Optimal by the fairly obvious criterion of “gets agents who use it maximal rewards.” If you cared about which decision theory you used because of some extra factor, the problem would become one where the rewards were not solely action-determined or decision-determined, when that extra factor is cast in terms of reward.
If you prefer, I’m sure you could recast it using the word “wins.”
A CDTist when presented with Newcomb’s paradox, would say that, given his situation, $1,000 is the best he could hope for. Sure he could do better if box A had a million dollars in it, but he could also do better if box B had a million dollars. It doesn’t, so he can’t. He can’t make box A had a million dollars any more than he can make box B had a million dollars. He’s not a time-traveler. If you put a TDTist in this scenario, he’d get nothing. If you put anyone in a different scenario
An EDTist, when presented with a non-ideal Parfit’s Hitchhiker, when asked for the money, would say that he knows the guy picked him up. It’s one thing to change the past when it’s unknown. That’s really the only way it’s different from the future. But there is no way refusing at this point could possibly leave him stranded in the desert.
“Gets agents who use it maximal rewards” is a fairly obvious criterion to say, but there are some obvious unspoken assumptions. The difference between CDT, EDT, and TDT is what assumptions exist.
Well obviously. But agents using different decision theories do not disagree about rewards within the class of problems we’re talking about. So you can compare different decision theories using the idea of “reflective consistency,” where an agent is reflectively consistent only if it doesn’t think it could gain by changing itself. A CDT agent watching a TDT agent win a million dollars from Omega believes that if only it could change, it could win a million dollars too, so it is not reflectively consistent within the class of decision-determined problems.
Suppose Omega gave money exclusively to TDT agents. If this were the case, it would be good to precommit to being a TDT agent. This isn’t because TDT is better; it’s because the contest was unfair.
Maybe this is analagous to Newcomb’s problem. Maybe not. The point is, it’s not obvious whether or not it is.

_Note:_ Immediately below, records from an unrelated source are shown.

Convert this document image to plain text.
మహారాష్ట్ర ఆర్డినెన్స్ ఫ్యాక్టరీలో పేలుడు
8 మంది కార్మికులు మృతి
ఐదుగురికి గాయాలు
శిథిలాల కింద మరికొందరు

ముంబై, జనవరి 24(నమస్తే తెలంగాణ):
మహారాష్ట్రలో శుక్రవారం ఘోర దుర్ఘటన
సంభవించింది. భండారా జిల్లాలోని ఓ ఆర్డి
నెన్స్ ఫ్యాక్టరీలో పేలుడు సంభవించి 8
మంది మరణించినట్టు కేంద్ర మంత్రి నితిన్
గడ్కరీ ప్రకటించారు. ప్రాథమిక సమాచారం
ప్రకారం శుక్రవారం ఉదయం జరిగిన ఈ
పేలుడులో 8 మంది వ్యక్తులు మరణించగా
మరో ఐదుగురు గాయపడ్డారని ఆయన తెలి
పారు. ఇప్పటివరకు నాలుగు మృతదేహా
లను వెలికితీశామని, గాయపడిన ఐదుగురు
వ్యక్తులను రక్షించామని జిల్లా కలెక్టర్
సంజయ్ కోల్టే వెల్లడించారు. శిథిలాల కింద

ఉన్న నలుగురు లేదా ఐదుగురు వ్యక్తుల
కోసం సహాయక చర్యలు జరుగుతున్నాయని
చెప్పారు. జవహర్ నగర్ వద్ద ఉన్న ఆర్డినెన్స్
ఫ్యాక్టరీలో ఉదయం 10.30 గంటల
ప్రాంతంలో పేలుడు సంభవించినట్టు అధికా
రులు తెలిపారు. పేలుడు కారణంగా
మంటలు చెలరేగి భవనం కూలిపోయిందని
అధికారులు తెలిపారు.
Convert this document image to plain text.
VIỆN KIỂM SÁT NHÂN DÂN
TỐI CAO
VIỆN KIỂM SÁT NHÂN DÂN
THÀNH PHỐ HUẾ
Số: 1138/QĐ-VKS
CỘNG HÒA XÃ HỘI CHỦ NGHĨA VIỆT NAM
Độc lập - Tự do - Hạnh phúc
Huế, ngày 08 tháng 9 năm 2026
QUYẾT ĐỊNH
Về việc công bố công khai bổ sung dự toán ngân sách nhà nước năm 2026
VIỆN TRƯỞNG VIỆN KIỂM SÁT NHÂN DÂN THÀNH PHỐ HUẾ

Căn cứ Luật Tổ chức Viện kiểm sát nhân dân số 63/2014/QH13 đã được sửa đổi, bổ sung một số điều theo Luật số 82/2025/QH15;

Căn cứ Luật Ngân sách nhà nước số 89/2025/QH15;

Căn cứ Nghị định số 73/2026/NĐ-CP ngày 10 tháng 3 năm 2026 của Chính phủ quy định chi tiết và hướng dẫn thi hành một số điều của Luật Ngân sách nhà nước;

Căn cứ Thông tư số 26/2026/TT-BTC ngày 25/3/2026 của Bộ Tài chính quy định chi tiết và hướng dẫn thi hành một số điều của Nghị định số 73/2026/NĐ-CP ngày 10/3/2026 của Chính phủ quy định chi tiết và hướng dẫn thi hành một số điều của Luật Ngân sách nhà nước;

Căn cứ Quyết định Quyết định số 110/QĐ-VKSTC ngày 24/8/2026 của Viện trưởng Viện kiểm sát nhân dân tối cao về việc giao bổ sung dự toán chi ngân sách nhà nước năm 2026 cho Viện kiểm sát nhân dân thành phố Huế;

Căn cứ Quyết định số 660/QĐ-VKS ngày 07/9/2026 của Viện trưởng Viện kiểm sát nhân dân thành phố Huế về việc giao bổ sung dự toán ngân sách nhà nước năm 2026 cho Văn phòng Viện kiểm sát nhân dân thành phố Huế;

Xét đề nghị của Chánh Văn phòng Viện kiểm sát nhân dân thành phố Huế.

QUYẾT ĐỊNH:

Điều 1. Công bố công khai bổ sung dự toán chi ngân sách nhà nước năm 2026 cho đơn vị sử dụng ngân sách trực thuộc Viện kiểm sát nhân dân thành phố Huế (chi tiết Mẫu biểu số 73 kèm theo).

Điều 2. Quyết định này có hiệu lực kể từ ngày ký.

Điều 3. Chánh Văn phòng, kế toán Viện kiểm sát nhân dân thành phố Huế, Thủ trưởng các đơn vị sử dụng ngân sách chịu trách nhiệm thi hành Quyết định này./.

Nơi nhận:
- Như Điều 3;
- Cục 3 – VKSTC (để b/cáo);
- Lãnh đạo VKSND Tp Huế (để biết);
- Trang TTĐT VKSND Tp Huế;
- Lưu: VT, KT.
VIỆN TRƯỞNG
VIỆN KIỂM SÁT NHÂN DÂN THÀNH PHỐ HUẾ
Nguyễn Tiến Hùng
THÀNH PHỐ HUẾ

I suppose what I’m trying to say is that it’s not that CDT usually gives the optimal solution but has a few flaws. It’s that CDT, EDT, and TDT agents have a different idea of what the “optimal solution” refers to. It’s not that optimal is the one the *DT strategy would pick. It’s that the strategy itself is to find the optimal solution, for some value of optimal.
It’s different. If the reward isn’t determined by the decision the agent makes, but instead by how the agent made that decision, it isn’t a “decision-determined problem” anymore. That’s why I’ve been using that phrase. TDT is only generally good for decision-determined problems. Newcomb’s problem is a decision-determined problem, which is important because it doesn’t set out to expressly reward some type of agent; it’s fair.
But all these “local optimal solutions” can be measured on the same scale, e.g. dollars. And so if the decision theory is just an intermediary—if what we really want is a dollar-maximizing agent, or a game-winning agent, we can compare different decision theories along a common yardstick. The best decision theories will be the ones that dominate all the others within a certain class of problems—they do as well or better than all other decision theories on every single problem of that class. This quickly becomes impossible for larger classes of problems, but can be made possible again by Occamian constraints like symmetry.